Esta es la gran diferencia, la gran ventaja del hombre y, al mismo
tiempo, su gran inconveniente y su cruz, pues no sería descabellado
afirmar que la autoconciencia es la principal causa del sufrimiento
humano.
Todos los hombres
desean por naturaleza saber, dejó sentenciado Aristóteles en
los prolegómenos de su Metafísica. Como la necesidad de
conocimiento es una cualidad que está incrustada en la propia médula
de la esencia humana, se entiende que el hombre pueda experimentar
placer como consecuencia del acto de comprender y de saber el porqué
de las cosas, es decir, que una buena parte de la felicidad de la que
es capaz derive directamente de su capacidad intelectiva. Aristóteles
podría haber sintetizado sus ideas al respecto en una fórmula
sucinta que dijese algo así como: “El grado de felicidad de que es
capaz un hombre es directamente proporcional a su grado de
intelección”. Quienes saben serían más felices que los que no
saben. Pero tenemos la impresión de que al Estagirita se le pasó
por alto un dato de suma relevancia: ¿acaso no es cierto que cuanto
más sabemos más conscientes somos de lo que ignoramos? No tenemos
ninguna duda al respecto. Y, como resulta que la ignorancia se
identifica con la infelicidad, al final resulta que la tesis de
nuestro filósofo queda anulada por el procedimiento de reducción al
absurdo: saber nos hace felices y saber nos hace infelices. ¡Una
pura contradicción!
El conocimiento,
especialmente el de tipo reflexivo, es la principal causa de dolor y
de sufrimiento para el hombre, el pecado original que ocasiona la
expulsión del paraíso terrenal de la infancia inocente e
irreflexiva. Quien añade conocimiento, añade dolor,
sentenció el Eclesiastés.
De estas
ramificaciones de mi enmarañado discurso se desprende, como un fruto
maduro al final de la canícula, toda una terapéutica: a la salud
–del espíritu, al menos- a través del ofuscamiento de la
conciencia. ¡Qué gran terapeuta debió de ser el tal Cómodo! ¿Que
por qué? En primer lugar, conjeturó que el origen de la enfermedad
de la existencia radicaba en la excrecencia tumorosa del
conocimiento, y de ahí, quizá, que se decidiera a liquidar a su
padre Marco Aurelio, seguramente no por cuestiones de poder, sino por
el simple hecho de ser el autor de las Meditaciones, uno de
los muchos virus oportunistas de la época mutado a partir de
aquellos otros diseñados a conciencia por toda la caterva de
filósofos griegos en el perverso alambique de sus ociosas mentes.
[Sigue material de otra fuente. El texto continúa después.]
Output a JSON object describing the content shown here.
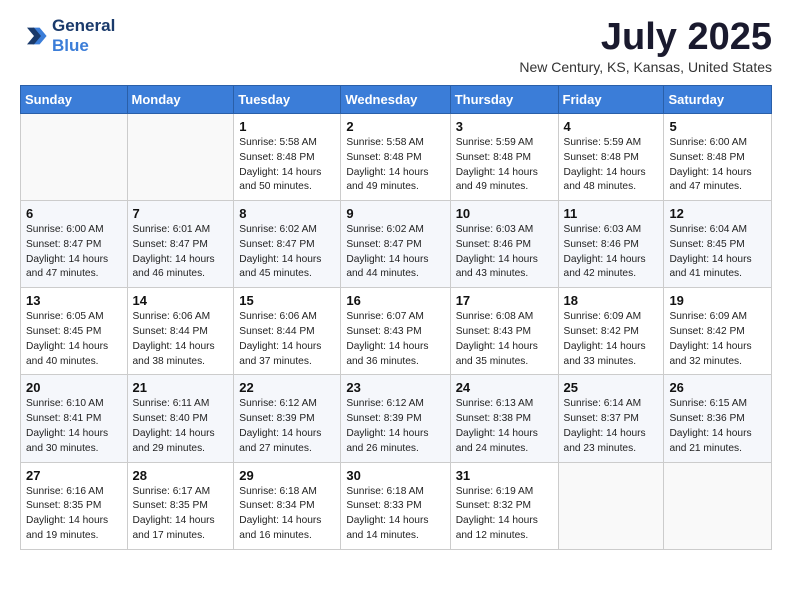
{
  "header": {
    "logo_line1": "General",
    "logo_line2": "Blue",
    "month_title": "July 2025",
    "subtitle": "New Century, KS, Kansas, United States"
  },
  "weekdays": [
    "Sunday",
    "Monday",
    "Tuesday",
    "Wednesday",
    "Thursday",
    "Friday",
    "Saturday"
  ],
  "weeks": [
    [
      {
        "day": "",
        "info": ""
      },
      {
        "day": "",
        "info": ""
      },
      {
        "day": "1",
        "info": "Sunrise: 5:58 AM\nSunset: 8:48 PM\nDaylight: 14 hours and 50 minutes."
      },
      {
        "day": "2",
        "info": "Sunrise: 5:58 AM\nSunset: 8:48 PM\nDaylight: 14 hours and 49 minutes."
      },
      {
        "day": "3",
        "info": "Sunrise: 5:59 AM\nSunset: 8:48 PM\nDaylight: 14 hours and 49 minutes."
      },
      {
        "day": "4",
        "info": "Sunrise: 5:59 AM\nSunset: 8:48 PM\nDaylight: 14 hours and 48 minutes."
      },
      {
        "day": "5",
        "info": "Sunrise: 6:00 AM\nSunset: 8:48 PM\nDaylight: 14 hours and 47 minutes."
      }
    ],
    [
      {
        "day": "6",
        "info": "Sunrise: 6:00 AM\nSunset: 8:47 PM\nDaylight: 14 hours and 47 minutes."
      },
      {
        "day": "7",
        "info": "Sunrise: 6:01 AM\nSunset: 8:47 PM\nDaylight: 14 hours and 46 minutes."
      },
      {
        "day": "8",
        "info": "Sunrise: 6:02 AM\nSunset: 8:47 PM\nDaylight: 14 hours and 45 minutes."
      },
      {
        "day": "9",
        "info": "Sunrise: 6:02 AM\nSunset: 8:47 PM\nDaylight: 14 hours and 44 minutes."
      },
      {
        "day": "10",
        "info": "Sunrise: 6:03 AM\nSunset: 8:46 PM\nDaylight: 14 hours and 43 minutes."
      },
      {
        "day": "11",
        "info": "Sunrise: 6:03 AM\nSunset: 8:46 PM\nDaylight: 14 hours and 42 minutes."
      },
      {
        "day": "12",
        "info": "Sunrise: 6:04 AM\nSunset: 8:45 PM\nDaylight: 14 hours and 41 minutes."
      }
    ],
    [
      {
        "day": "13",
        "info": "Sunrise: 6:05 AM\nSunset: 8:45 PM\nDaylight: 14 hours and 40 minutes."
      },
      {
        "day": "14",
        "info": "Sunrise: 6:06 AM\nSunset: 8:44 PM\nDaylight: 14 hours and 38 minutes."
      },
      {
        "day": "15",
        "info": "Sunrise: 6:06 AM\nSunset: 8:44 PM\nDaylight: 14 hours and 37 minutes."
      },
      {
        "day": "16",
        "info": "Sunrise: 6:07 AM\nSunset: 8:43 PM\nDaylight: 14 hours and 36 minutes."
      },
      {
        "day": "17",
        "info": "Sunrise: 6:08 AM\nSunset: 8:43 PM\nDaylight: 14 hours and 35 minutes."
      },
      {
        "day": "18",
        "info": "Sunrise: 6:09 AM\nSunset: 8:42 PM\nDaylight: 14 hours and 33 minutes."
      },
      {
        "day": "19",
        "info": "Sunrise: 6:09 AM\nSunset: 8:42 PM\nDaylight: 14 hours and 32 minutes."
      }
    ],
    [
      {
        "day": "20",
        "info": "Sunrise: 6:10 AM\nSunset: 8:41 PM\nDaylight: 14 hours and 30 minutes."
      },
      {
        "day": "21",
        "info": "Sunrise: 6:11 AM\nSunset: 8:40 PM\nDaylight: 14 hours and 29 minutes."
      },
      {
        "day": "22",
        "info": "Sunrise: 6:12 AM\nSunset: 8:39 PM\nDaylight: 14 hours and 27 minutes."
      },
      {
        "day": "23",
        "info": "Sunrise: 6:12 AM\nSunset: 8:39 PM\nDaylight: 14 hours and 26 minutes."
      },
      {
        "day": "24",
        "info": "Sunrise: 6:13 AM\nSunset: 8:38 PM\nDaylight: 14 hours and 24 minutes."
      },
      {
        "day": "25",
        "info": "Sunrise: 6:14 AM\nSunset: 8:37 PM\nDaylight: 14 hours and 23 minutes."
      },
      {
        "day": "26",
        "info": "Sunrise: 6:15 AM\nSunset: 8:36 PM\nDaylight: 14 hours and 21 minutes."
      }
    ],
    [
      {
        "day": "27",
        "info": "Sunrise: 6:16 AM\nSunset: 8:35 PM\nDaylight: 14 hours and 19 minutes."
      },
      {
        "day": "28",
        "info": "Sunrise: 6:17 AM\nSunset: 8:35 PM\nDaylight: 14 hours and 17 minutes."
      },
      {
        "day": "29",
        "info": "Sunrise: 6:18 AM\nSunset: 8:34 PM\nDaylight: 14 hours and 16 minutes."
      },
      {
        "day": "30",
        "info": "Sunrise: 6:18 AM\nSunset: 8:33 PM\nDaylight: 14 hours and 14 minutes."
      },
      {
        "day": "31",
        "info": "Sunrise: 6:19 AM\nSunset: 8:32 PM\nDaylight: 14 hours and 12 minutes."
      },
      {
        "day": "",
        "info": ""
      },
      {
        "day": "",
        "info": ""
      }
    ]
  ]
}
Además, una vez extirpado el tumor, tuvo la felicísima ocurrencia
de administrar un tratamiento paliativo de una eficacia tal que aún
hoy en día se sigue utilizando: dictaminó que el hueco ocasionado
por la cruenta intervención amputadora debía ser rellenado, día
tras día, mediante altas dosis de pan y circo, el sedante de mayor
eficacia que uno pueda imaginar. Por estas razones, por lo tanto,
solicitamos desde aquí al Ilustre Colegio de Médicos y
Farmacéuticos del país –si no existe, que alguien lo invente-,
que incluyan al denostado Cómodo en el listado que recoge a los
representantes más egregios de la historia de la medicina paliativa.
Es de justicia que su busto de mármol inmarcesible aparezca junto a
los de Hipócrates, Galeno, Pasteur, Semmelweis, Sinmund Freud y
Patarroyo.
*
Dicen que si tomamos
un alacrán y lo colocamos en el interior de un círculo de fuego, él
mismo, temiendo morir abrasado, se inyecta su propio veneno y muere.
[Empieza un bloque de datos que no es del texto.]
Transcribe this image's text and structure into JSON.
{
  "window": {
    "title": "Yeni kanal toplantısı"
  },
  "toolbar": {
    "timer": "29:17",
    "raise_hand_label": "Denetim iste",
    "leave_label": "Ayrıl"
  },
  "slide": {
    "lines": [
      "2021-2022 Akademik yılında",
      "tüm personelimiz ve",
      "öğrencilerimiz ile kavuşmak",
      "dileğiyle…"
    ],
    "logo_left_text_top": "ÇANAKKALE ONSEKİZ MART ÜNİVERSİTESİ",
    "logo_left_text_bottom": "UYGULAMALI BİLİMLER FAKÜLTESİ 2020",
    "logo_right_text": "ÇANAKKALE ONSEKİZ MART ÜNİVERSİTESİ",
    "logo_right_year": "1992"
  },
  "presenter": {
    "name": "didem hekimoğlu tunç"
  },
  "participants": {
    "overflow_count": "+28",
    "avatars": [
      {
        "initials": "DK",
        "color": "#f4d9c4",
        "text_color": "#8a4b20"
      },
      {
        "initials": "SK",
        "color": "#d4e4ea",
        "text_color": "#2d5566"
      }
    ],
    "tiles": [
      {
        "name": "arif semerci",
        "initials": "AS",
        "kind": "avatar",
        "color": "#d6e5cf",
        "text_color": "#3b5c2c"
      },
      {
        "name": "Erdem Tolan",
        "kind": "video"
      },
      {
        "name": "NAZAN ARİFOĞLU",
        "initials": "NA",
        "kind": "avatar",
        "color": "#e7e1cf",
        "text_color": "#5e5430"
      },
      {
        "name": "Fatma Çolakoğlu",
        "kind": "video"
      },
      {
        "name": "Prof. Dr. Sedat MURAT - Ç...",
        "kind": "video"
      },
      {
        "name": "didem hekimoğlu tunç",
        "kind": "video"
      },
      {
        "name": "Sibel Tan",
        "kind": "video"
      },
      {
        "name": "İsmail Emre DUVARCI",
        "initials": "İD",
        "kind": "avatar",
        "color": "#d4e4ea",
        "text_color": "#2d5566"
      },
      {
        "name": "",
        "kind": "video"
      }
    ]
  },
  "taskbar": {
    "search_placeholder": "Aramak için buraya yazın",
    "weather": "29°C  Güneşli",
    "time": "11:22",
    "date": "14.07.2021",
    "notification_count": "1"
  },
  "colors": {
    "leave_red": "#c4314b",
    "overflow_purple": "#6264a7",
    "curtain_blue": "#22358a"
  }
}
Pues bien, la autoconciencia del hombre, su capacidad de reflexión,
es su propia cola de alacrán preñada de veneno. La diferencia entre
el proceder del hombre y el del siniestro y especulativo animalejo
radica en que éste se mata por sobredosis al inocularse todo el
veneno de una sola vez, en una única dosis, mientras que aquél
prefiere hacer lo mismo de manera gradual y progresiva, es decir,
inyectándose una pequeña cantidad de veneno cada equis tiempo,
consiguiendo así el paradójico efecto de la inmunización.
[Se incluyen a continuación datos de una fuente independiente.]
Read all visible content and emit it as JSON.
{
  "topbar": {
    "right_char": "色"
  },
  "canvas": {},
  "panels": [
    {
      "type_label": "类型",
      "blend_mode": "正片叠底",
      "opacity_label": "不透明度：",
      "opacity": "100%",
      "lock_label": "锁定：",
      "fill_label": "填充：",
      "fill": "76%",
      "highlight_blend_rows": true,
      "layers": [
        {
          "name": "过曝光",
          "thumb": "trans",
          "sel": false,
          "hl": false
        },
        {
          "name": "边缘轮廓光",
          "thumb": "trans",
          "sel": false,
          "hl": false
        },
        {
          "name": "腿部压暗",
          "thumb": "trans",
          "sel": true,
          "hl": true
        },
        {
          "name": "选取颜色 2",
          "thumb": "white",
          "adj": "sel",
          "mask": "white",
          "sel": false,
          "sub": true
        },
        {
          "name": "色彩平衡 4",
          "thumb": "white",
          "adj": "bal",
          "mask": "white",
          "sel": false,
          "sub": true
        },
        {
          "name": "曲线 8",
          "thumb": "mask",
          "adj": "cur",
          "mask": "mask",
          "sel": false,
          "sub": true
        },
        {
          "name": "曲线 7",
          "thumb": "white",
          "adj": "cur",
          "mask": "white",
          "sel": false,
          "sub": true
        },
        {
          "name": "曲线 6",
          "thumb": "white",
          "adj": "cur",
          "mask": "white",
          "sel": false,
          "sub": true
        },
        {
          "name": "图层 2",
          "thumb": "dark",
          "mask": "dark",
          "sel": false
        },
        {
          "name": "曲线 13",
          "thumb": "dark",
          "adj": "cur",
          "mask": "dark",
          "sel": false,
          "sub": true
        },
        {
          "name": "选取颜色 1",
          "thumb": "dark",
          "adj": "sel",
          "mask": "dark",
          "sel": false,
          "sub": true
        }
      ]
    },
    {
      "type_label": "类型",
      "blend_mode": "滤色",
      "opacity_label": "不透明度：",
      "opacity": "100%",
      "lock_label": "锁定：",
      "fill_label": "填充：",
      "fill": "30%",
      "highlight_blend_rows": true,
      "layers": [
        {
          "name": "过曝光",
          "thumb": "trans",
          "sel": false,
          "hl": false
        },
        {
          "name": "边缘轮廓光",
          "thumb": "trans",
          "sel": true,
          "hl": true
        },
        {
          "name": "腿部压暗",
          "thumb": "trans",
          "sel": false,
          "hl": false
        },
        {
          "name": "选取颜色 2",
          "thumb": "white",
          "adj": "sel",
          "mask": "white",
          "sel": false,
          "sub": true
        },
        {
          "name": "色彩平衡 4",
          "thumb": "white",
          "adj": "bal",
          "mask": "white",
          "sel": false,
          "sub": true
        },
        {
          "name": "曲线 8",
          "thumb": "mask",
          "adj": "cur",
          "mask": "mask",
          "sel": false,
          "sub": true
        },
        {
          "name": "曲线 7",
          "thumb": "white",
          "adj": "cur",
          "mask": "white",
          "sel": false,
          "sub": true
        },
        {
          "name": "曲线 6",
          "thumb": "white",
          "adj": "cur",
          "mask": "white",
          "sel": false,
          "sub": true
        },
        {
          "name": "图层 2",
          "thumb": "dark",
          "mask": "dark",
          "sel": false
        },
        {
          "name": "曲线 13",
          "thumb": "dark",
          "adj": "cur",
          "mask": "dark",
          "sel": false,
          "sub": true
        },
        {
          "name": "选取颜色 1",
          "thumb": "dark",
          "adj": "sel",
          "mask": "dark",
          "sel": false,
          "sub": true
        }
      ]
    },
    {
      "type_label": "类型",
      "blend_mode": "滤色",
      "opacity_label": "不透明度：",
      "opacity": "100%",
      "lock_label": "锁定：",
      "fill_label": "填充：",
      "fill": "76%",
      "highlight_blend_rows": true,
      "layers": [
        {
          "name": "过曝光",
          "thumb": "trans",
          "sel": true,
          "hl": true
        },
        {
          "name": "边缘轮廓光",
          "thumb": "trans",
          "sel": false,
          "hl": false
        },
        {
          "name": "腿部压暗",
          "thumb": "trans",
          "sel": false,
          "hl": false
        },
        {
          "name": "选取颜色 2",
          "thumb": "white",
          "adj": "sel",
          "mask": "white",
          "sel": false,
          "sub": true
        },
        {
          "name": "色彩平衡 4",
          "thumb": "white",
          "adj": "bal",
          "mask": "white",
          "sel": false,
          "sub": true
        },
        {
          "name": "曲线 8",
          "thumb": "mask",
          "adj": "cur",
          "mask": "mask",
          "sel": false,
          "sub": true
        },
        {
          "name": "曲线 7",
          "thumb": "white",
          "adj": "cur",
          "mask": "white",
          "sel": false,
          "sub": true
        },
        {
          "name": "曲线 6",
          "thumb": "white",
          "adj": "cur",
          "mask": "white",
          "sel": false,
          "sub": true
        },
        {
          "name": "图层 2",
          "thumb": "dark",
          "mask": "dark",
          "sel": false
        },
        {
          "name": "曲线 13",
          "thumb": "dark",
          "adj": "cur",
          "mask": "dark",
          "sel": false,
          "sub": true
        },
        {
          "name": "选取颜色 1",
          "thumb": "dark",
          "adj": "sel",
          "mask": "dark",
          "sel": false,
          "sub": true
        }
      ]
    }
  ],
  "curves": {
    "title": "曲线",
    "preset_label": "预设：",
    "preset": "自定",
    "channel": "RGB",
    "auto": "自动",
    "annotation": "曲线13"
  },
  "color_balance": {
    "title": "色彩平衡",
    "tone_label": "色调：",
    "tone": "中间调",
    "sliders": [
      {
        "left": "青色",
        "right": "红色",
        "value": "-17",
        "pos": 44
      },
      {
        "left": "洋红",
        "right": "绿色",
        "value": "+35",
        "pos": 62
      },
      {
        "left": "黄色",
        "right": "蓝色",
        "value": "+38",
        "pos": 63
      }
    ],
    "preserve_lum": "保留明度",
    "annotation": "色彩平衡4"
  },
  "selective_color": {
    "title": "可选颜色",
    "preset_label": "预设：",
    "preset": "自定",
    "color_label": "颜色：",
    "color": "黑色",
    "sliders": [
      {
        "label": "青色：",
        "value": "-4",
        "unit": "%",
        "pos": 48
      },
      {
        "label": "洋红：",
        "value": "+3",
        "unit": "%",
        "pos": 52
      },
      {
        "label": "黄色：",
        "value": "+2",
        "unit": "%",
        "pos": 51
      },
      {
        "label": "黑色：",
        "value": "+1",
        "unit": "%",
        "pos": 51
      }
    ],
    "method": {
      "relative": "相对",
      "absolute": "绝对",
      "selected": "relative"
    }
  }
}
Filosofar, pensar, -dijo el filósofo- es aprender a morir. ¿Y si la
capacidad de raciocinio no fuese sino una tara psíquica consecuencia
directa de la endogamia de nuestros primeros padres?
Saber o no saber, ésta
es la cuestión, amigo Hamlet. ¿Es el conocimiento un premio o un
castigo? No me resisto a cerrar esta digresión de alto voltaje
filosófico haciendo alusión a las conjeturas del desgraciado y
neurótico J. S. Mill sobre este respecto. En su Autobiografía
podemos leer lo siguiente: “Un ser de facultades superiores
requiere más para ser feliz, es probablemente capaz de más agudo
sufrimiento, y ciertamente accesible a él en más puntos, que uno de
un tipo inferior; pero, pese a estos riesgos, nunca puede realmente
desear sumergirse en lo que le parece un grado inferior de
existencia”. Y en otro lugar, por si lo anterior no se ha
entendido, dejará caer un mazazo que ya no deja resquicio alguno
para la duda: “Prefiero un Sócrates insatisfecho a un cerdo
satisfecho”.
Cómodo el misósofo
versus el filósofo Mill. La DUDA, siempre la duda, esa cola de
alacrán preñada de veneno que se cierne sobre nuestras cabezas como
un siniestro signo de interrogación, como una pregunta sin
respuesta.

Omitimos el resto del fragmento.